Así debieron surgir los números, tras el esfuerzo de muchas generaciones, y los primeros conceptos geométricos. Ni lo uno ni lo otro existen en la naturaleza, pero ya hemos visto lo útiles que nos han resultado.
A los antiguos egipcios, las inundaciones periódicas del Nilo los impulsaron a desarrollar el concepto de área y a calcular las áreas de los terrenos que podían quedar borrados por las mismas. Fueron los primeros balbuceos de la matemática aplicada. Más tarde, en Grecia, Euclides, sistematizó en un cuerpo teórico toda la geometría conocida en una forma parecida a como se estudia - o como se estudiaba - en los colegios. Fue el comienzo de la matematica abstracta, teórica, sin vistas a una aplicación inmediata.
En la mecánica clásica, newtoniana, resulta muy útil el concepto de sólido rígido. Se trata de un concepto matemático, que tampoco existe en la realidad. Se define como un conjunto de n partículas tal que dos cualesquiera de éllas están siempre a la misma distancia entre sí. Sabemos que los átomos están continuamente vibrando ( salvo, teóricamente, en el cero absoluto ) y que el sólido rígido es una ficción. Sin embargo esta abstracción, esta modelización de la realidad, nos permite aplicarle un imponente aparato matemático creado a a tales efectos. El asunto es que, a los efectos del estudio del movimiento, nuestra ficción funciona, ¡ y cómo lo hace !.

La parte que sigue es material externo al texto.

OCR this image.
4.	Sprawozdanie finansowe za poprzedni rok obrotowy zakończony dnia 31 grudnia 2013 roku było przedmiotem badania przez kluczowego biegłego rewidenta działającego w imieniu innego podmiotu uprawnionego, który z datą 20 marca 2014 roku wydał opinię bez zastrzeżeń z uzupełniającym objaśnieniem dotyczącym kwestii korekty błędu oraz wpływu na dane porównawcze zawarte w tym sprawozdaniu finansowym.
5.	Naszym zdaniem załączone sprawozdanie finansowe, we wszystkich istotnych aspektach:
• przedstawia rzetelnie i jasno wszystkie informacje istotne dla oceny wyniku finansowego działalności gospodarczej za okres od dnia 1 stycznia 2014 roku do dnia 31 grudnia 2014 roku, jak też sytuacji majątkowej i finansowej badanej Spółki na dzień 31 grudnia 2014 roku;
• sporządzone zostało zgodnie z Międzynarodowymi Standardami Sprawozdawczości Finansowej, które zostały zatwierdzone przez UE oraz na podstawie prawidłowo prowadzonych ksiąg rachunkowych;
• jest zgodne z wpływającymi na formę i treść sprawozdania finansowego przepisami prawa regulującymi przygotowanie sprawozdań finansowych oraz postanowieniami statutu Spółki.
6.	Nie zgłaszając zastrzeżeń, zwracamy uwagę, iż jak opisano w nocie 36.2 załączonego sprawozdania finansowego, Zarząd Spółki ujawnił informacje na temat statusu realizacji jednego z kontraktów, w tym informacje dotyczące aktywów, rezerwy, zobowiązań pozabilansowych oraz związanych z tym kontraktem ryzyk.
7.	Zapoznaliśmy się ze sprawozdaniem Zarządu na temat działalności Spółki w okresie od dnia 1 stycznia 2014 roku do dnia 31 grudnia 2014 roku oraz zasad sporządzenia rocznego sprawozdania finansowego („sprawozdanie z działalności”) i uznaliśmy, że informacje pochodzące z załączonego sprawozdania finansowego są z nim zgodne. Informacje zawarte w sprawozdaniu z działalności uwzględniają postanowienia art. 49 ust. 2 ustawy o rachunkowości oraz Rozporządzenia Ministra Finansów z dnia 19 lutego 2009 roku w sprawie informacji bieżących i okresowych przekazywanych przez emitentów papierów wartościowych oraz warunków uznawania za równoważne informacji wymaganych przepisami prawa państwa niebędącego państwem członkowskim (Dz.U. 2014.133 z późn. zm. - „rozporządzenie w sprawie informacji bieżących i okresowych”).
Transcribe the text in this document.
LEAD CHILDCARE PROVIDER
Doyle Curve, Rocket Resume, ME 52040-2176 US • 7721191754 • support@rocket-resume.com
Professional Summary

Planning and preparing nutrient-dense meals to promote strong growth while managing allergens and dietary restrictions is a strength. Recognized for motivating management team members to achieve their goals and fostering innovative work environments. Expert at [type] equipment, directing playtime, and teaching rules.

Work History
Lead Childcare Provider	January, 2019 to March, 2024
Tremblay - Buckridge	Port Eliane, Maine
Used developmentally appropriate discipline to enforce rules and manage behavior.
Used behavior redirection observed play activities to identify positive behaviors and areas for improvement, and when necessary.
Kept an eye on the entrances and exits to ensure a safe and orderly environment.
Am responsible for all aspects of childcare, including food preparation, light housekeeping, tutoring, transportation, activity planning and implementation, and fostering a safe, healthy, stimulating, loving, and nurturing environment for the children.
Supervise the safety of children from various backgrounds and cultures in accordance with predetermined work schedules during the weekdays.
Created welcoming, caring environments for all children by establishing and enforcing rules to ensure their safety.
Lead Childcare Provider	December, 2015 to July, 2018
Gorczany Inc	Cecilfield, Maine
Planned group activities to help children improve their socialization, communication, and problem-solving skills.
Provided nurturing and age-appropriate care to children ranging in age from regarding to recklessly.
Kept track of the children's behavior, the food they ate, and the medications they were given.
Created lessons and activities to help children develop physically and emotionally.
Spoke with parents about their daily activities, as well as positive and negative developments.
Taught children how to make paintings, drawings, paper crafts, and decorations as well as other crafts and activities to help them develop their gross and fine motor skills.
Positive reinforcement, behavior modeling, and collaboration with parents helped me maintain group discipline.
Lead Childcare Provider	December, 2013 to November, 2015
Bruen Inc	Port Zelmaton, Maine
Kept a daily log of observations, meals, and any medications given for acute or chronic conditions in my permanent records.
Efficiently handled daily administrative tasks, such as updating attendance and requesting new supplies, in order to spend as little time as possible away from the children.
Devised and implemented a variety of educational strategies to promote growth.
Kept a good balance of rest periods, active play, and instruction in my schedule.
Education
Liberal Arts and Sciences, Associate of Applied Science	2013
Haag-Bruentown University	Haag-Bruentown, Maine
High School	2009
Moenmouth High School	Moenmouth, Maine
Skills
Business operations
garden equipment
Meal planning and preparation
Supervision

A nuestra escala de velocidades, incluida la de los cohetes espaciales, la mecánica de Newton funciona perfectamente aunque sepamos, desde Einstein, que los tiempos y los espacios dependen de la velocidad del observador que los mide.
Las matemáticas aplicadas son modelizaciones de la realidad que, dependiendo del ámbito en que nos movamos, se adaptan mejor o peor, o, lo que es lo mismo, predicen mejor o peor lo que va a suceder y tienen, por tanto, mejor o peor poder explicativo.
Karl Popper introdujo para los modelos el concepto de falsabilidad, requisito indispensable para que cualquier modelo científico de la realidad pudiera ser refutado. Desde este punto de vista, teorías tan importantes como el psicoanálisis o la teoría de la evolución, no pueden ser incluidas como teorías científicas por no ser falsables, según el propio Popper. Cualquier modelo que haya sido falsado debe ser abandonado.
Hoy somos algo menos restrictivos, y los modelos no son abandonados por el mero hecho de haber sido falsados. La mecánica de Newton ha sido falsada por el experimento de Michelson y Morley, y la teoría de la relatividad se justa más a los hechos observados. Sin embargo Newton sigue vigente, y a la escala de velocidades en que nos movemos el modelo funciona extraordinariamente bien, aunque sea falso.
Probablemente lo que llamamos verdadero, o falso, es una forma de interacción entre nuestro aparato perceptor y la realidad. Decimos que una teoría aparece como verdadera cuando es capaz de explicar, y de predecir, fenómenos que nuestro aparato perceptor pondrá de manifiesto. Quizás otros seres inteligentes, dotados de otro aparato perceptor, obtuviesen otra teoría diferente, igualmente válida para explicar todos los fenómenos que su aparato peceptor pudiera captar. ¿Cuál de las dos teorías describiría, entonces, la realidad?. Podríamos decir que las dos, y podríamos decir que ninguna. Quizás la realidad no sea más que eso: nuestra mejor aspiración de descripción de la naturaleza.
Hemos explicado que las matemáticas surgieron como modelos para explicar la naturaleza, y que pueda haber - y de hecho hay - muchas matemáticas diferentes y muchos modelos explicativos, con mayor o menor éxito.
En otro escrito de este mismo blog, titulado Cerebro y Lógica, se defiende la hipótesis de que la Lógica, sin embargo, es algo universal, a diferencia de las matemáticas.